I also like the idea of having the source code in the controller. But I would think it would be nice from an OEM standpoint to not HAVE to put the source code in the controller if they choose not too.

my $.02

I think that option is a given. That is what BudW prefers too.

 

[CharlesM]

I don't think anyone likes to lock out their source code. 95% of the time I think it's a waste. However I do think in some cases you have to protect yourself. Also at times you need to keep someone else's fingers out of it.

I still think the escrow account is good. It could be that we are that place. This would allow us to repair and restore to orignal condition any modules but still keep the source private from all other parties. We would still have to have permission from the company that hold the password to unlock the controller for repairs. I will bring this up.

That sounds good. I would never want to keep someone out if I could not support them myself.

I don't just sell a control I sell a complete machine. So my view may be a little different. The software is a small part of a larger system. If someone wants to copy it they will have to do a little more than just copy software. However I know that if I send one of my machines to "some" countries that in 2-3 years they will have a complete copy. Maybe not as good but very close.

 

[OkiePC]

What features or policy should there be for protecting
1. source code
2. binary code.
.

I think you (actually the OEM) should have the option to do neither, either, or both, depending on the skill-set of the end user(s)

Should we have a back door to unlock the code or should the end user be forced to go back to the OEM to unlock the code and make changes. I don't want to have a back door but that will also limit our ability to help the end user in a jam.
.

Either your company or the OEM will need to assume the role of tech support for the end user if they are sold a locked system.

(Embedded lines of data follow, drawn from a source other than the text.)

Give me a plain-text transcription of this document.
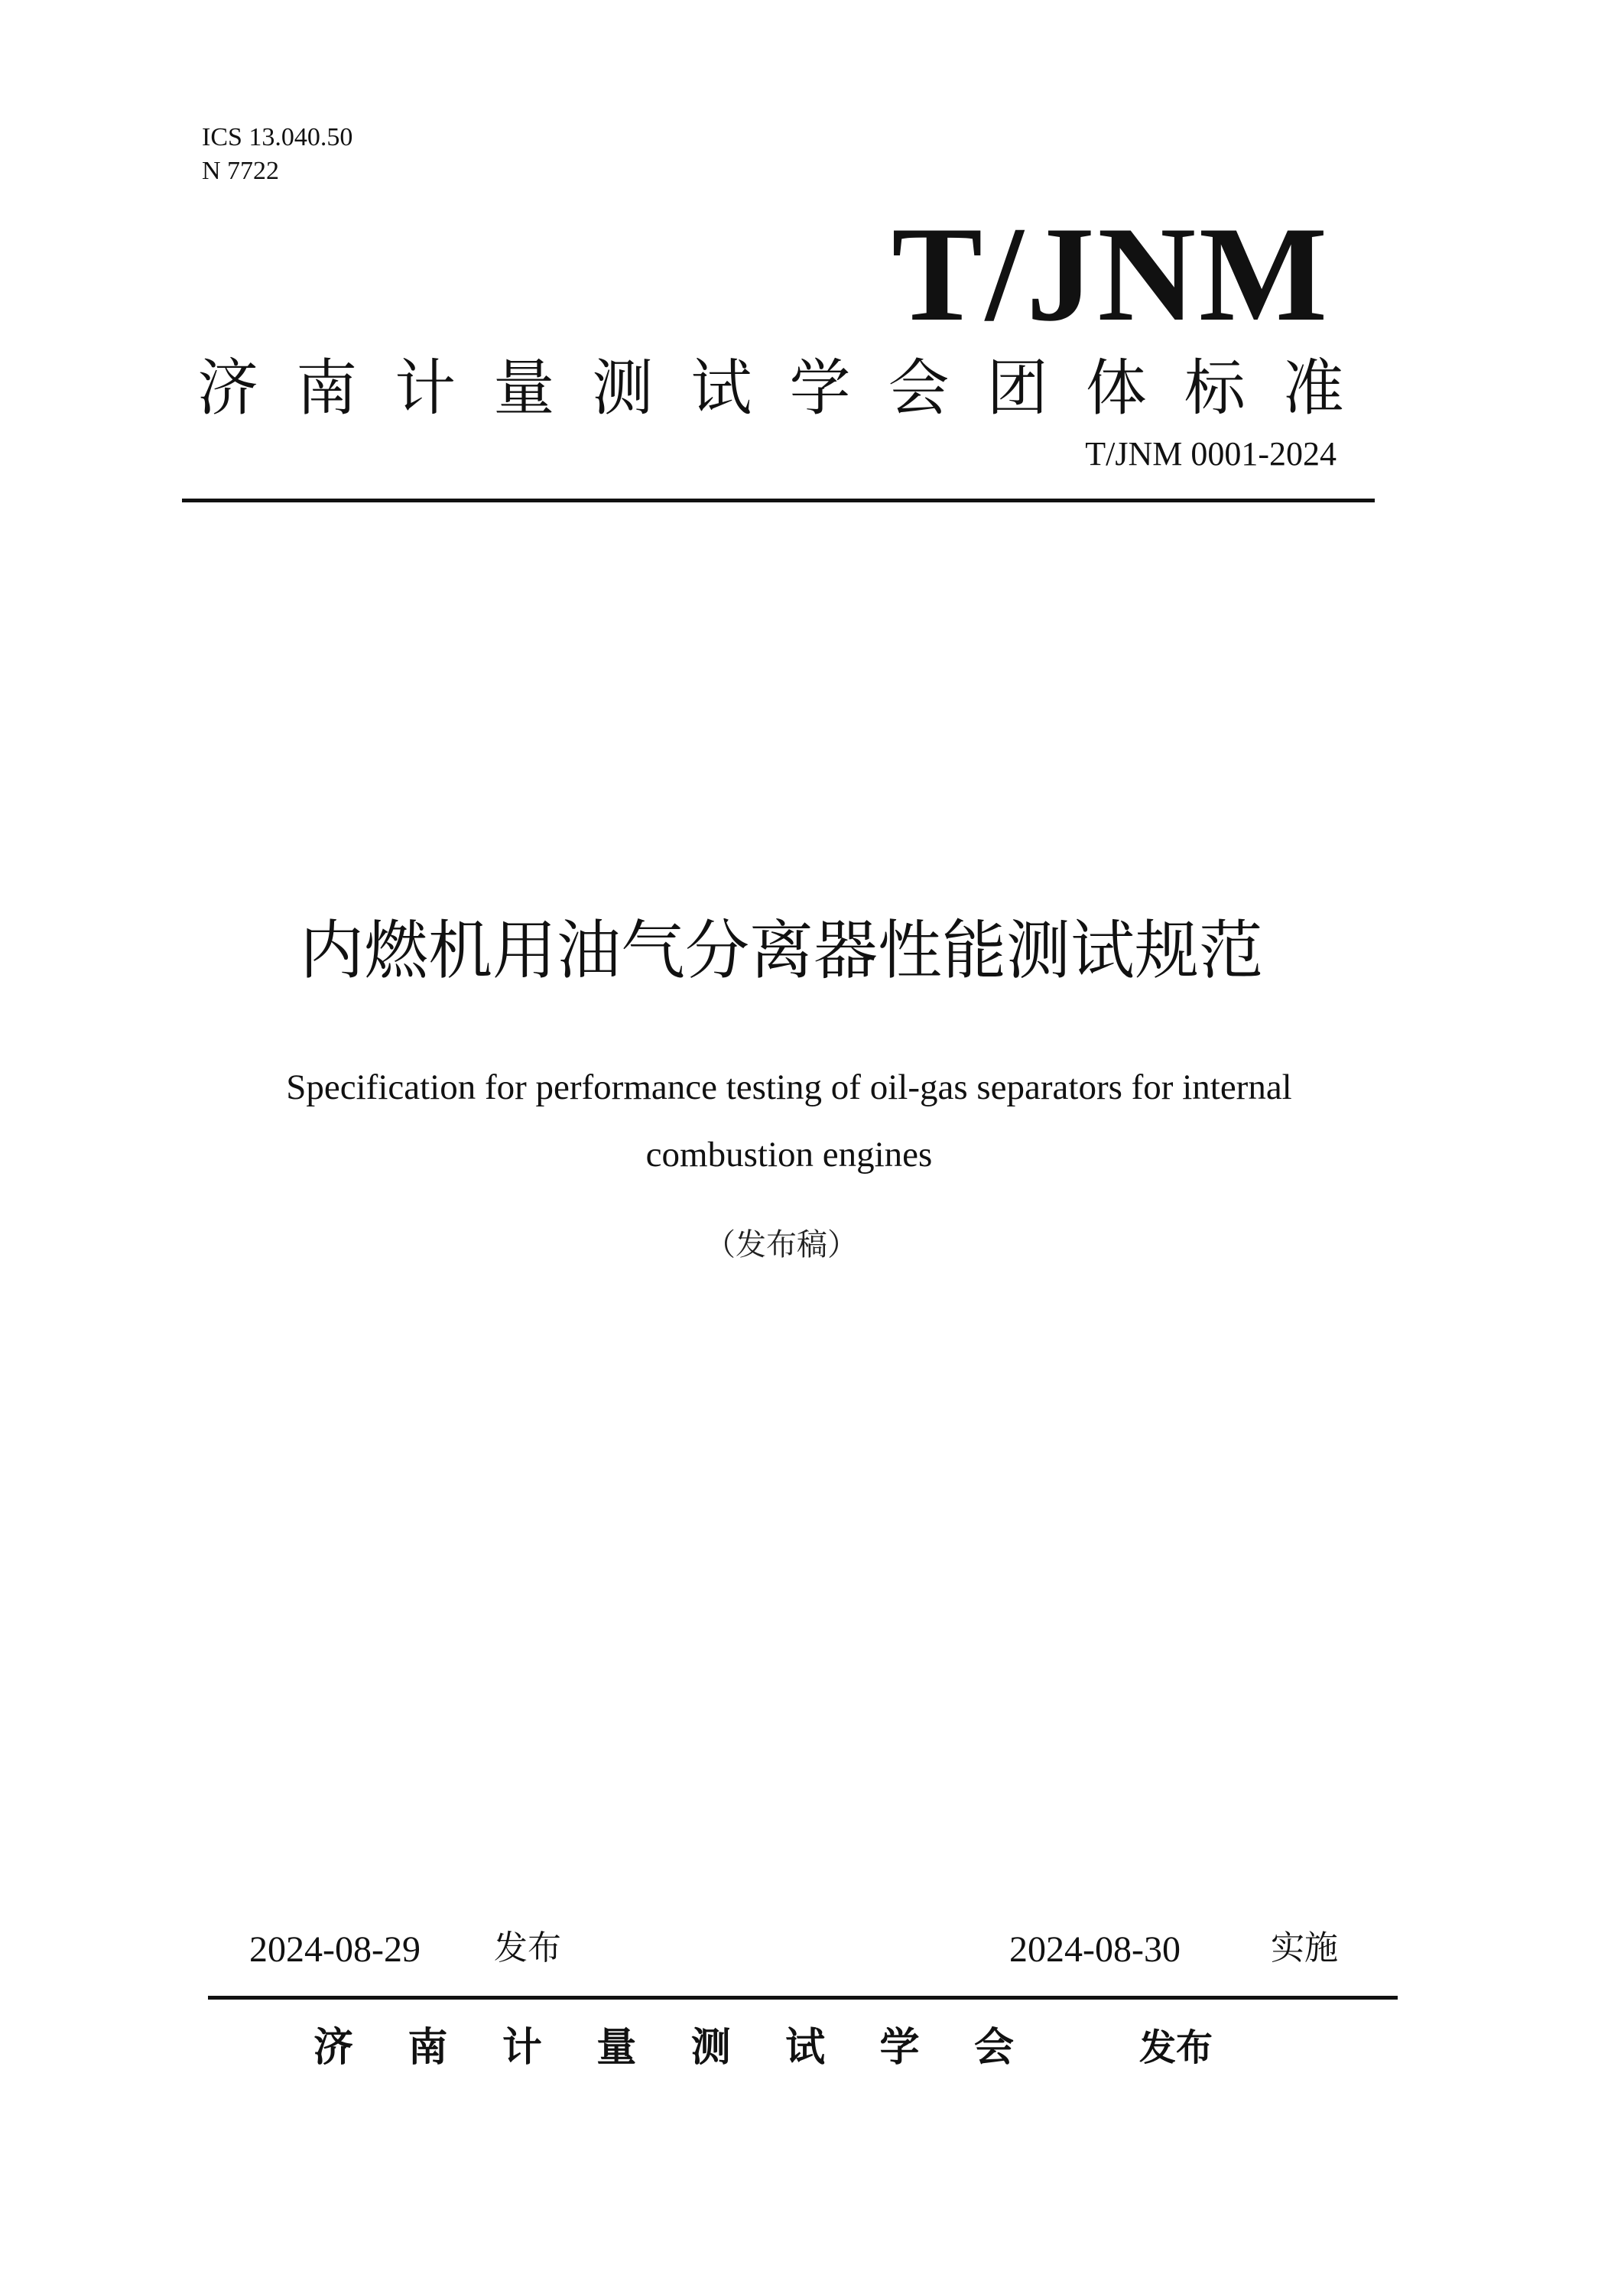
ICS 13.040.50
N 7722
T/JNM
济 南 计 量 测 试 学 会 团 体 标 准
T/JNM 0001-2024
内燃机用油气分离器性能测试规范
Specification for performance testing of oil-gas separators for internal combustion engines
（发布稿）
2024-08-29 发布	2024-08-30	实施
济 南 计 量 测 试 学 会	发布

If they can't get in, somebody eventually will need to.

If you make it difficult (signed form for the backdoor key), you will keep the honest people honest.

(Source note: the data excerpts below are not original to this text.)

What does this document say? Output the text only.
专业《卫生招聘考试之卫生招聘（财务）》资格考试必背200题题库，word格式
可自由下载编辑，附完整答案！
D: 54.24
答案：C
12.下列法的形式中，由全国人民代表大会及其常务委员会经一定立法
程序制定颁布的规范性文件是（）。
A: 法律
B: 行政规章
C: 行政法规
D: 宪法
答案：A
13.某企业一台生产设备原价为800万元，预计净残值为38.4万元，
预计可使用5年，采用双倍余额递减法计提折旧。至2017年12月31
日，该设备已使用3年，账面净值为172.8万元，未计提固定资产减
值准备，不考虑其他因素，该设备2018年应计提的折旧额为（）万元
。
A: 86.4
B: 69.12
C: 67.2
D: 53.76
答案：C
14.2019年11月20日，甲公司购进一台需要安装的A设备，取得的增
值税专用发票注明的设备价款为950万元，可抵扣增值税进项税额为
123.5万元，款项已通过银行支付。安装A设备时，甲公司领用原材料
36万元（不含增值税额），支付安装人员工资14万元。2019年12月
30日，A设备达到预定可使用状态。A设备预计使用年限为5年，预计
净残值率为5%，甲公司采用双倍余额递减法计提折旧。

If you make it impossible (no backdoor) you will burn bridges with the end user who is your final customer, but the OEM will "feel more secure" about their intellectual investment.

A second issue is protecting parameters and variables from erronious writes and changes. We have a look only mode in our older software setup software. We can add that feature to our new setup software but:
1. Should we have a look only mode for the HMI?
2. Should we have a look only mode for the PLC?

Issues.
1. The customer needs to be able to move the code from one controller to another spare in the event of a failure.
2. The OEMs don't want people to copy their programs
.

I think that there will end up being multiple (maybe as few as two?) levels of protection, and you will have to decide which variables can be accessed by different parties involved with maintaining the system.

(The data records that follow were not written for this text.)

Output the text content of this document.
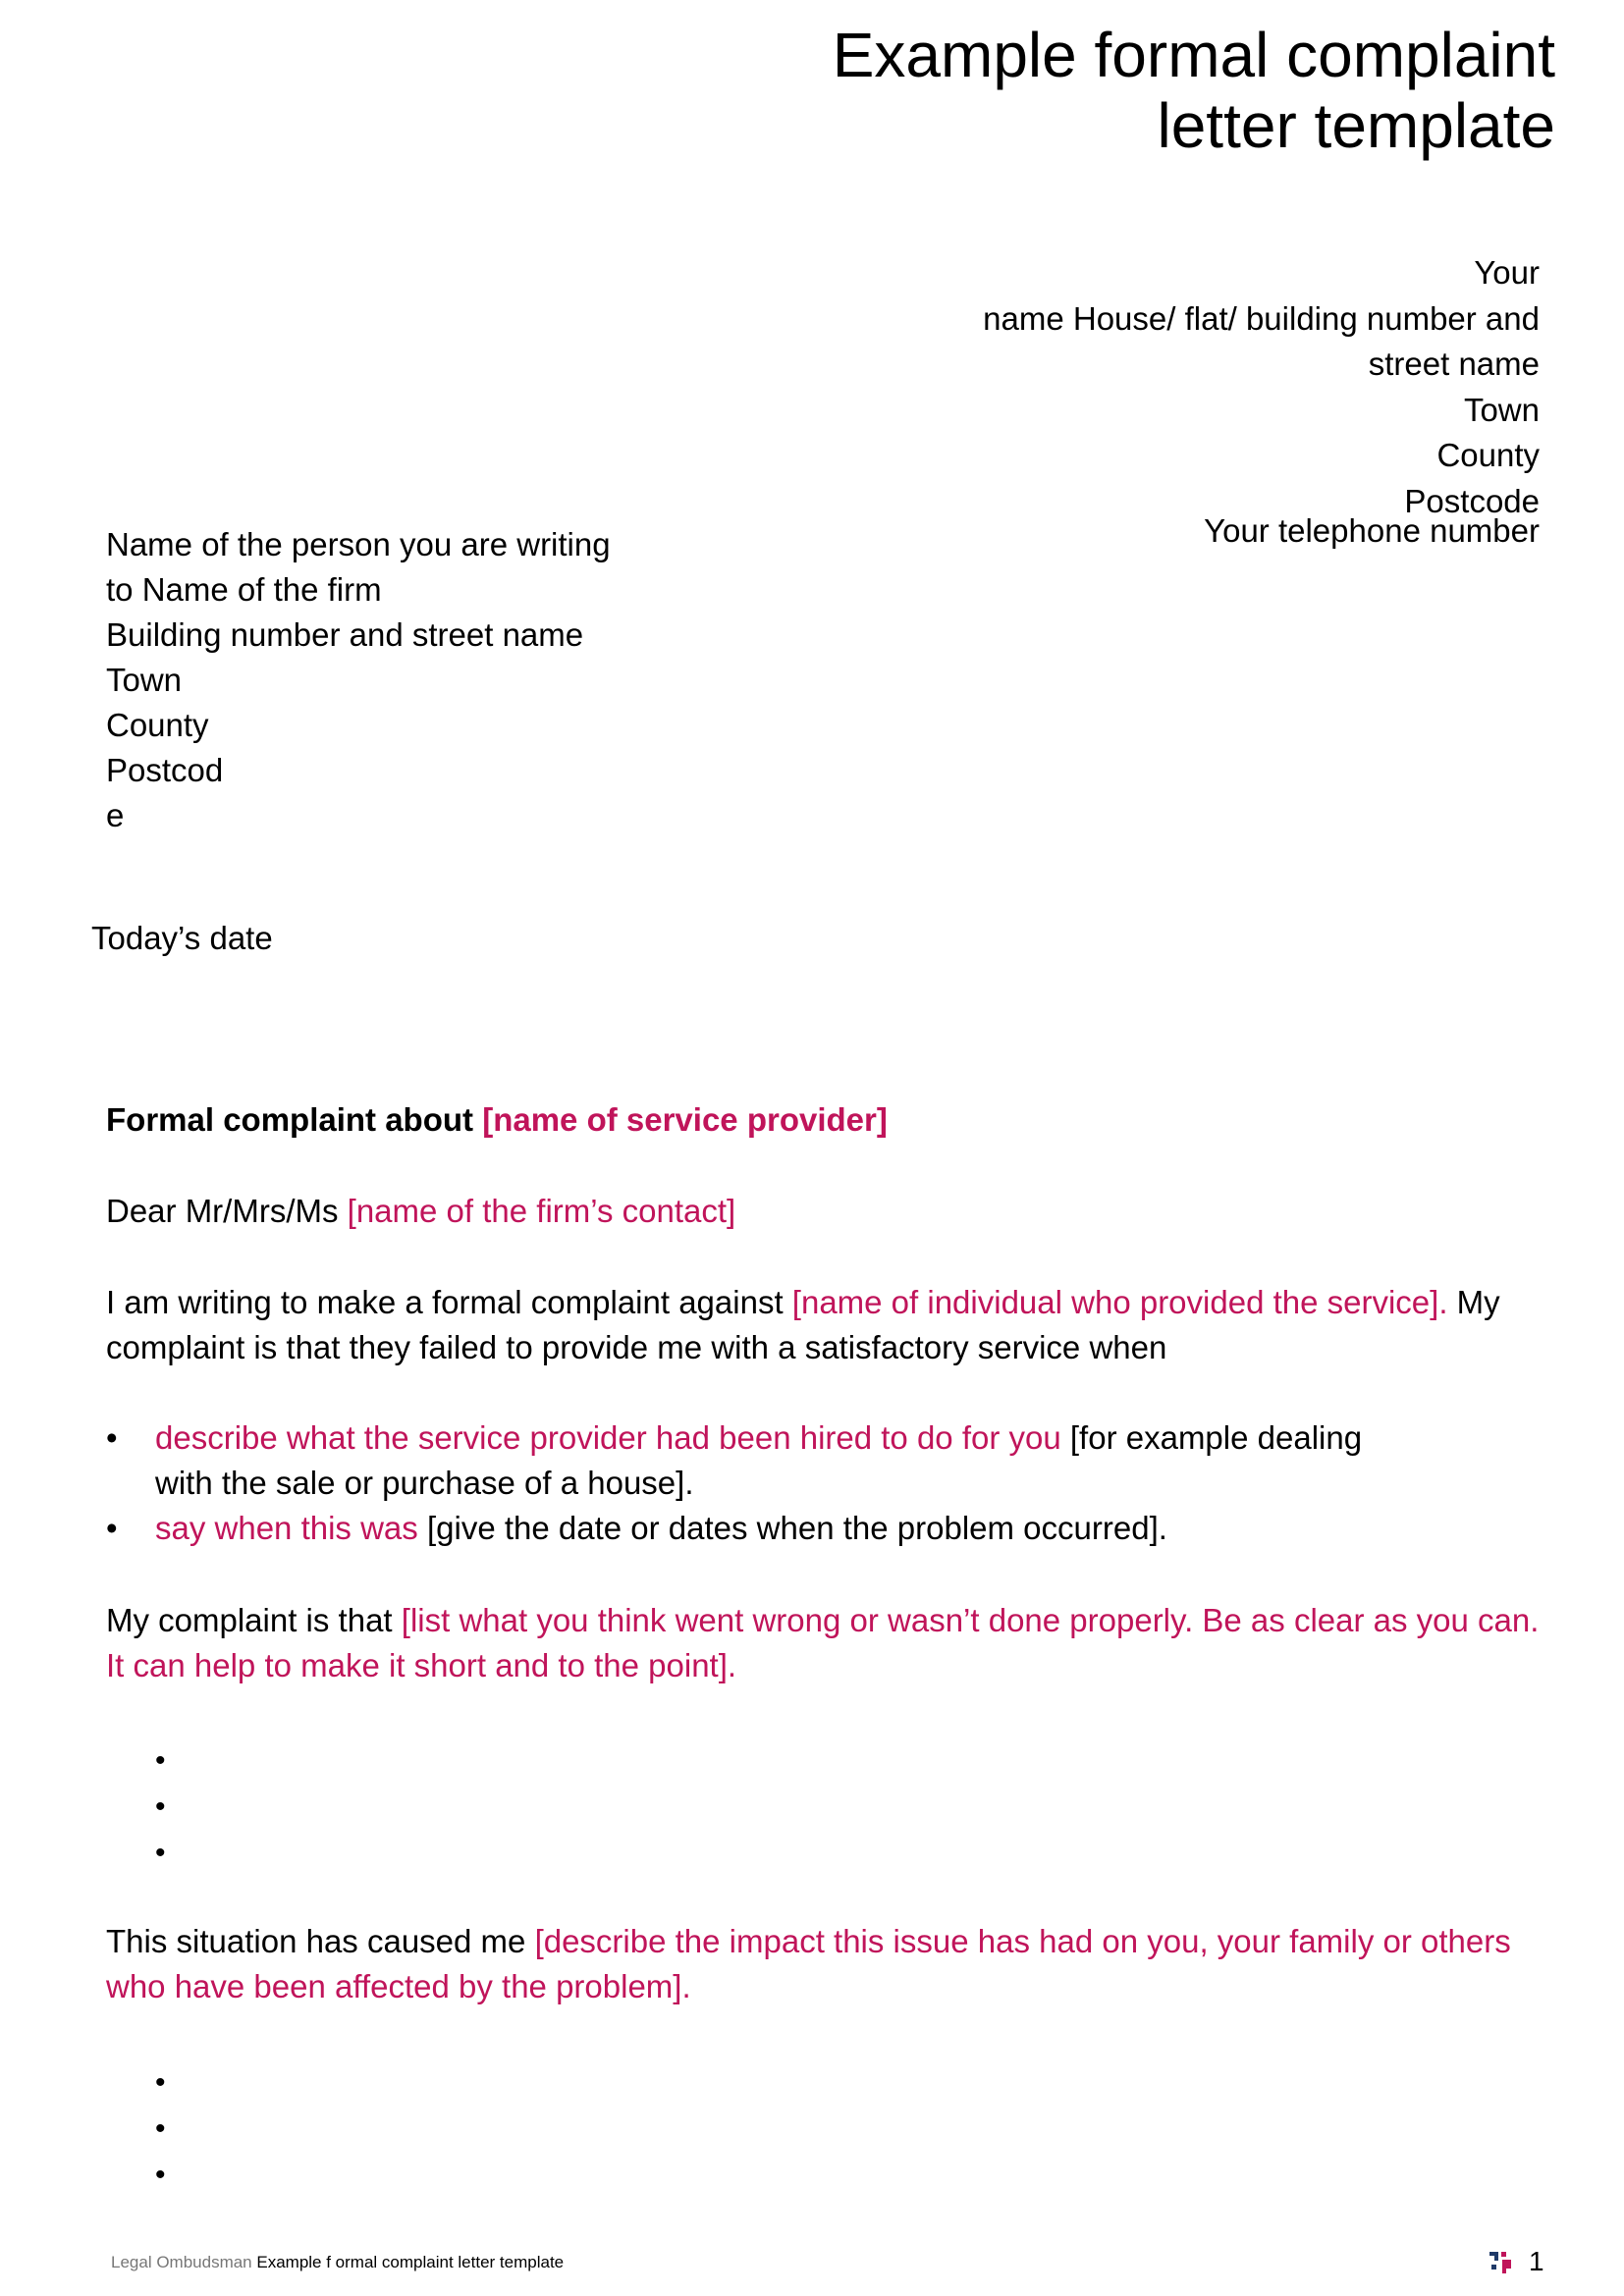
Example formal complaint
letter template
Your
name House/ flat/ building number and
street name
Town
County
Postcode
Your telephone number
Name of the person you are writing
to Name of the firm
Building number and street name
Town
County
Postcod
e
Today’s date
Formal complaint about [name of service provider]
Dear Mr/Mrs/Ms [name of the firm’s contact]
I am writing to make a formal complaint against [name of individual who provided the service]. My complaint is that they failed to provide me with a satisfactory service when
• describe what the service provider had been hired to do for you [for example dealing with the sale or purchase of a house].
• say when this was [give the date or dates when the problem occurred].
My complaint is that [list what you think went wrong or wasn’t done properly. Be as clear as you can. It can help to make it short and to the point].
•
•
•
This situation has caused me [describe the impact this issue has had on you, your family or others who have been affected by the problem].
•
•
•
Legal Ombudsman Example f ormal complaint letter template	1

Allow the programmer to assign the protection to some degree for certain parameters? They should also be able to range check data entries to help head off the erroneous ones.

The more flexible the controller is, the more power the OEMs will have to either lock things down, or free themselves from resposibility by leaving them accessible.

IMO you should give the OEM all the options and allow them to discriminate how they're administered. Then they have the tools to control their programs, or the freedom to leave things wide open. How can they complain, then?

If the customer buys a locked controller, they must do so knowingly.

We have fourteen machines with a locked SLC program and it is definitely a difficulty at times, since we are qualified to troubleshoot and edit code, but it relieves us of responsibility for errors too, so it's not as bad as I thought it could be.

We don't blame A/B for the locked controllers at all, we just call the OEM and make them handle issues that we are prevented from accessing. We are able to deal with cloning controllers in these SLCs via EEPROM modules. We keep one spare EEPROM...it is rarely used, but works just fine without compromising the OEM secrets.